A ROC curve was used to assess the predictive ability of the model for death in LT patients, and the result showed an area under curve of 0.896 (96% CI, 0.803-0.989) (Figure 3). The internal calibration was constructed using bootstrap resampling 1000 times, and the results showed high consistency in the nomogram (Figure 4).
Mortality after LT is the consequence of multiple interacting factors and cannot be explained by a single etiological factor.21 According to our results, we found hospital length of stay, ICU length of stay, BMI, MELD score, TE time, postoperative intraperitoneal hemorrhage, and postoperative infection to be risk factors for mortality after LT. Among them, postoperative infection, postoperative intraperitoneal hemorrhage, TE time, and BMI were the most independent prognostic factors for mortality after LT. Although our study showed that BMI was an independent factor for mortality after LT, whether BMI is a risk factor for LT remains controversial.22,23 Several studies have shown that post-LT outcomes of morbidly obese (BMI ?40) patients are similar in terms of patient and graft survival outcomes compared with outcomes of nonobese patients.22,24-26 Therefore, BMI was excluded as a risk factor for death after LT in our study. Thus, we developed a nomogram model based on 3 factors to accurately predict mortality risk after LT.

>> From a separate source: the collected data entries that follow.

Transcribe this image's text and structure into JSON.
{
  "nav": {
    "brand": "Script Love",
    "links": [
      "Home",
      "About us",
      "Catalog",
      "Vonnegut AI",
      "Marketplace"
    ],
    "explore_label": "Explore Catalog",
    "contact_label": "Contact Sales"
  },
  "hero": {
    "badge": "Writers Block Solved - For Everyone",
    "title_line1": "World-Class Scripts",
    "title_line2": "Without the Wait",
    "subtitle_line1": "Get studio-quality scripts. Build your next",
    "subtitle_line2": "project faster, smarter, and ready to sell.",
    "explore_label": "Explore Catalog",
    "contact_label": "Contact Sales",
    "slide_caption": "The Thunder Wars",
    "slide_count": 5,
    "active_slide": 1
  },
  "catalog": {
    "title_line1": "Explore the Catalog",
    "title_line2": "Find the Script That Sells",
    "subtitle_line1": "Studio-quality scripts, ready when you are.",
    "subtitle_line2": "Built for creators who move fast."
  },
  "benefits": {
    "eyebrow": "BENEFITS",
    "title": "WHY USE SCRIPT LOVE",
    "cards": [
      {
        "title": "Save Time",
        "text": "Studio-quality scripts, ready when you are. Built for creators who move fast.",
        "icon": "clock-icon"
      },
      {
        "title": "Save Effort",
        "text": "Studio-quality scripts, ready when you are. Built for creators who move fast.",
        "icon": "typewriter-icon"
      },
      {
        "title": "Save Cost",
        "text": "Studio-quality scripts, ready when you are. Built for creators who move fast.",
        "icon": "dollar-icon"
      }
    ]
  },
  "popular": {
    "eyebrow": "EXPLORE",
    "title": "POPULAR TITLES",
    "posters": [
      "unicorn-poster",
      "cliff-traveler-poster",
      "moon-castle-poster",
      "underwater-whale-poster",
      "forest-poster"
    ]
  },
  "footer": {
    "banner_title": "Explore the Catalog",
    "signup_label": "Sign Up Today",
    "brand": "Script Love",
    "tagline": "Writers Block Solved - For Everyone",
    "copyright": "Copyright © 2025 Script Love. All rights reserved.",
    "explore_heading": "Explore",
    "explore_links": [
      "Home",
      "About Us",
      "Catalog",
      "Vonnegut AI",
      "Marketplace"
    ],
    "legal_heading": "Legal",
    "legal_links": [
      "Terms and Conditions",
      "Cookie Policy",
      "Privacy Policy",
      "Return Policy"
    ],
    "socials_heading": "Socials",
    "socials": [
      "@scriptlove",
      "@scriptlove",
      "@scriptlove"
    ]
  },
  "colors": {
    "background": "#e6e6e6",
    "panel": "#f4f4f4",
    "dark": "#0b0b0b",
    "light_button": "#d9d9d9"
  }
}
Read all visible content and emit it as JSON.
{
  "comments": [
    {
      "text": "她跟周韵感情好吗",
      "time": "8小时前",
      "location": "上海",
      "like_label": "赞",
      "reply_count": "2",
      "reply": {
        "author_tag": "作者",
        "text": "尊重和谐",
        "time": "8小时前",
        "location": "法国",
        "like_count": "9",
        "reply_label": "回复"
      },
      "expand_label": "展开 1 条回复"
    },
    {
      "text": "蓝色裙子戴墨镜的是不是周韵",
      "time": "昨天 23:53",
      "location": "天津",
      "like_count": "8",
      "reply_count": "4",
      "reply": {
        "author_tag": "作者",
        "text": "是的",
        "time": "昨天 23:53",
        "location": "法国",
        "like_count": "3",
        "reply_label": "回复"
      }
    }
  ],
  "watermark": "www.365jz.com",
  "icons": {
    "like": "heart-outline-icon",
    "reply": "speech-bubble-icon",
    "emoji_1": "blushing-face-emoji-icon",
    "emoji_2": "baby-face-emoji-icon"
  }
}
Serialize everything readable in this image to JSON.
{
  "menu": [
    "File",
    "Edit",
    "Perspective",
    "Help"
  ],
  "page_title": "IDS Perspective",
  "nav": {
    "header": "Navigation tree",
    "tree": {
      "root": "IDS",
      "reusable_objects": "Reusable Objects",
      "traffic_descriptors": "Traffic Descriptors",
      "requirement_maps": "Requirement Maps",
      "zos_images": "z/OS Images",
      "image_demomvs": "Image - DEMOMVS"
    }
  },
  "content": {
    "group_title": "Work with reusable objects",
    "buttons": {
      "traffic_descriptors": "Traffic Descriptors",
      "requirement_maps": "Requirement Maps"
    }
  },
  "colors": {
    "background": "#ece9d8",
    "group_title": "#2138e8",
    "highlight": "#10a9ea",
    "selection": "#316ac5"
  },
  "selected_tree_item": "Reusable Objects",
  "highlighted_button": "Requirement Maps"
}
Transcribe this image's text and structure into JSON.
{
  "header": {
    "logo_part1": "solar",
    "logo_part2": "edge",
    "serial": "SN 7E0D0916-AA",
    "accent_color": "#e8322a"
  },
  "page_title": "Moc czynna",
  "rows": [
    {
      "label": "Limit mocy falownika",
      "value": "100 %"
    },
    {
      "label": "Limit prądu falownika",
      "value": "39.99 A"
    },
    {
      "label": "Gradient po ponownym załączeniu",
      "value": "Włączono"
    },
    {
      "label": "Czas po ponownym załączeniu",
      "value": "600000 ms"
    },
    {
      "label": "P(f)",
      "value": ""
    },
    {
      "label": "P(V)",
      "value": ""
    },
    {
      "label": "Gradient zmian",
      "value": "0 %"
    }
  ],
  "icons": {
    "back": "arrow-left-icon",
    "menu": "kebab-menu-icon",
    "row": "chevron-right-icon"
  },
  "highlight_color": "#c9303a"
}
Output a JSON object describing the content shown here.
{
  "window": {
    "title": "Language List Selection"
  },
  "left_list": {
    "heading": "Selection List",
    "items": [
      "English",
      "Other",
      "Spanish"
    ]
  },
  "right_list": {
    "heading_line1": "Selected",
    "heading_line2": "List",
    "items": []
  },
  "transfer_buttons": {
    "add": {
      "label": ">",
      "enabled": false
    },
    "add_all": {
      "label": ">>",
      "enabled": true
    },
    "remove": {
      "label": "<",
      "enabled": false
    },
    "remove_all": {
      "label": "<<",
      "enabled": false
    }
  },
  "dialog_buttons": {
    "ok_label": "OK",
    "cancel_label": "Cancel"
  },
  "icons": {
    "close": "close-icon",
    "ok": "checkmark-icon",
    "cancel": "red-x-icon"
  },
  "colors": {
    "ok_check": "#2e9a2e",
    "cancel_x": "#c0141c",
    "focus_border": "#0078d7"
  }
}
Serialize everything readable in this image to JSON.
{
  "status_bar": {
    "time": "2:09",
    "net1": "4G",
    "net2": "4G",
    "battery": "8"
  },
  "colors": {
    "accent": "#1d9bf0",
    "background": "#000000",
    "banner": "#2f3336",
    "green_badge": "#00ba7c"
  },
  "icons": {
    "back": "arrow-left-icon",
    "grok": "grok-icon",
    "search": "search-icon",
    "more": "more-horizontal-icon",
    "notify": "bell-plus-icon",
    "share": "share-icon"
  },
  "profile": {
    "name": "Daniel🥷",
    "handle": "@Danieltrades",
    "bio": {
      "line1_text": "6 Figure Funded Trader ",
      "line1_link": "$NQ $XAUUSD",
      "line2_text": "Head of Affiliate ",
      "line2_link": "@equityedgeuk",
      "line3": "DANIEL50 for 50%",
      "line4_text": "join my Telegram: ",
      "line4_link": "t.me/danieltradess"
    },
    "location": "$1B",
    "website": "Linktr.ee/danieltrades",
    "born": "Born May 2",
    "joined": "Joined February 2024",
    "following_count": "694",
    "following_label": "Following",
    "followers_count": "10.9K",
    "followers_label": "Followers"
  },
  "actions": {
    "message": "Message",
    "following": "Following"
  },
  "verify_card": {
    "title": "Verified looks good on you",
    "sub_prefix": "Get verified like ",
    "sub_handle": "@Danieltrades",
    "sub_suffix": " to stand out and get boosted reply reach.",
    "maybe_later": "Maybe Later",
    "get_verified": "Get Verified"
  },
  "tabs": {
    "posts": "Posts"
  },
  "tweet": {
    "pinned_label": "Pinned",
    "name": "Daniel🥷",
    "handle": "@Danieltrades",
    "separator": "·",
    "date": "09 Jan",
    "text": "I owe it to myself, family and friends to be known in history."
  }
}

Postoperative infection remains the most common complication and mortality factor after LT.22,23 We also found that postoperative infection was a major cause of mortality after LT. We observed that 55% of patients in the nonsurvivor group had postoperative infections compared with 8.5% of patients in the survivor group (P < .001). The cause of post-LT infections may be related to the patient’s usual immunocompromised status secondary to immunosuppressive therapy, poor liver function, and clinical conditions. Patients whose liver function does not recover after LT are more likely to be infected.27,28
Postoperative intraperitoneal hemorrhage is another potentially fatal complication after LT that usually requires emergency surgical treatment.19,29 Several studies have demonstrated low short-term survival in patients with postoperative intraperitoneal hemorrhage.19,29,30 We observed that postoperative intraperitoneal hemorrhage was an independent risk factor for mortality after LT. The following factors may increase the incidence of postoperative intrape-ritoneal hemorrhage. During LT, the graft may develop an ischemia-reperfusion injury, which may lead to graft loss or primary failure.31 In addition, the recipient may develop a hypocoagulable state after LT. Early thrombocytopenia after LT is common due to platelet activation and depletion after graft reperfusion.32 Moreover, the coagulation changes in LT patients are extremely complex, and patients may develop coagulopathies postoperatively.33
After LT surgery, patients are returned to the ICU with endotracheal intubation. Longer intubation times are associated with higher complications, including ventilator-associated pneumonia and increased mortality.34 Glanemann and colleagues35 concluded that LT patients did not benefit from mechanical ventilation. In the setting of mechanical ventilation, increased pulmonary vascular resistance due to lung inflation may increase right ventricular afterload, and the inferior vena cava and hepatic vein reflux caused by related tricuspid regurgitation may produce venous congestion.36 Conversely, decreased intrapleural pressure in spontaneously breathing patients can improve venous return, including hepatic blood flow. Therefore, spontaneous ventilation can improve hepatic venous return and liver graft circulation, thereby enhancing liver graft recovery.37 This is consistent with our study that TE time was a risk factor in patients after LT surgery.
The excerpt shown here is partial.